Geschichte

1877
Die Gründungsurkunde, die die Jahreszahl 1877 tragen müsste,
ist nicht mehr auffindbar. Die alte Fahne, die 1878 geweiht wurde, setzt das Jahr der Gründung voraus.
Auch die Handdruckspritze, die im Ortsteil Oberneuses steht, wurde in dieser Zeit angeschafft.

1945
Nach dem Zweiten Weltkrieg wurde eine bespannte Saug- und Druckpumpe neu beschafft. Sie steht im Gerätehaus, das 1957 gebaut wurde.
Nach dem Ersten Weltkrieg 1919 wurden zwei Feuerwehren geführt. Eine Freiwillige und eine Pflichtfeuerwehr. Letztere wurde aber bald wieder aufgelöst, weil die Freiwillige immer stärker wurde.
Vor dem Zweiten Weltkrieg 1939 wurde eine neuzeitliche Tragkraftspritze mit Anhänger angeschafft, dieselbe haben die amerikanischen Besatzungstruppen 1945 mitgenommen.
Sie tauchte trotz Nachforschungen nicht mehr auf.
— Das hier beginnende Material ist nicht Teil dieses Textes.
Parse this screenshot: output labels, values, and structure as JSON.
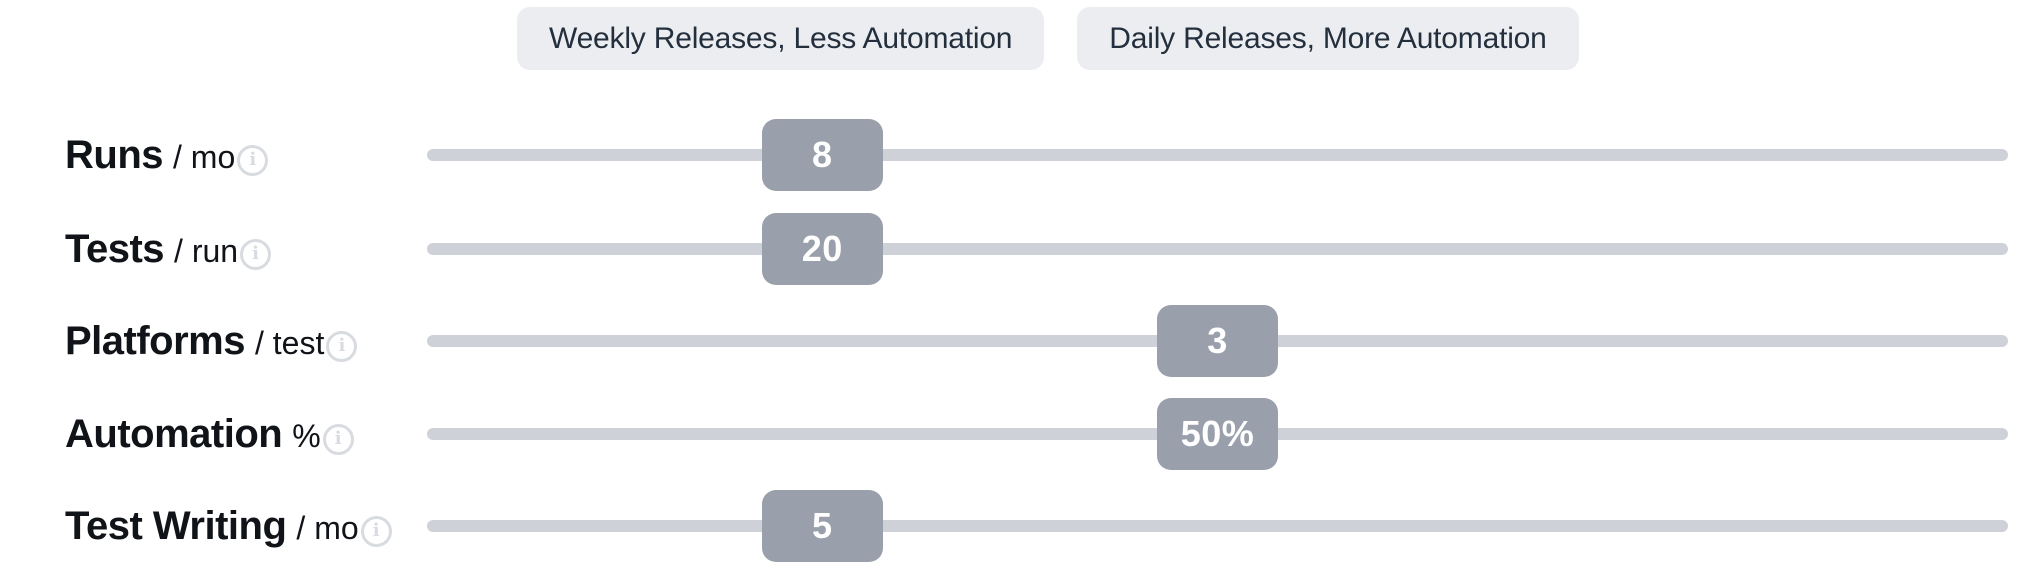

Eine einfache Einheitspumpe, die getragen werden musste, half zwei Jahre zu überbrücken, bis ein offener Anhänger die Feuerwehrmänner entlastete.1967 wurde ein neues größeres Feuerwehrgerätehaus gebaut, worin ein modernes Löschgruppenfahrzeug (LF8 mit 9 Mann Besatzung) untergestellt ist.
Auch ein Pulverlöscher (P 250) als Anhänger (jetzt noch Landkreiseigentum) ist hier stationiert.Burgebrach und Schönbrunn bilden hier eine Katastrophenschutzeinheit TLF 16-ÖSA und LF8 und P 250 für Benzin- und Ölalarm.
Die Freiwillige Feuerwehr Schönbrunn hat 8 Leistungsgruppen Stufe l-111/1 mit Erfolg abgelegt.Bereits im Jahre 1950 wurde hier ein Kreisfeuerwehrtag ausgerichtet, woran allerdings nur vier Feuerwehren und einige Gäste teilnahmen.
Die Schau Übung war auf dem alten Sportplatz, die Einsatzübung am alten Schulhaus.
Kreisbrandinspektor Georg Schwarzmann, Hirschaid, und sein Stellvertreter Schmitt, Naisa, zollten dem seinerzeitigen Kommandanten Martin Hümmer ein großes Lob für beide Übungen. (Nach der Vorschrift Teil l der Löschgruppen-Ausgabe 1949).
Martin Hümmer hat 1945 noch dem Kriege als Kommandant und ab 1952 als Kreisbrandmeister 16 Jahre die Wehr geführt und aufgebaut; als Bürgermeister und Kreisbrandinspektor das Löschgruppenfahrzeug angeschafft und das Gerätehaus gebaut.
Die Feuerwehrkommandanten, die seit dem vergangenen Jahrhundert bekannt sind, waren: Jäger, Wernsdörfer, Hollet, Scharf, Fröhling, Hümmer, Selig, Baier.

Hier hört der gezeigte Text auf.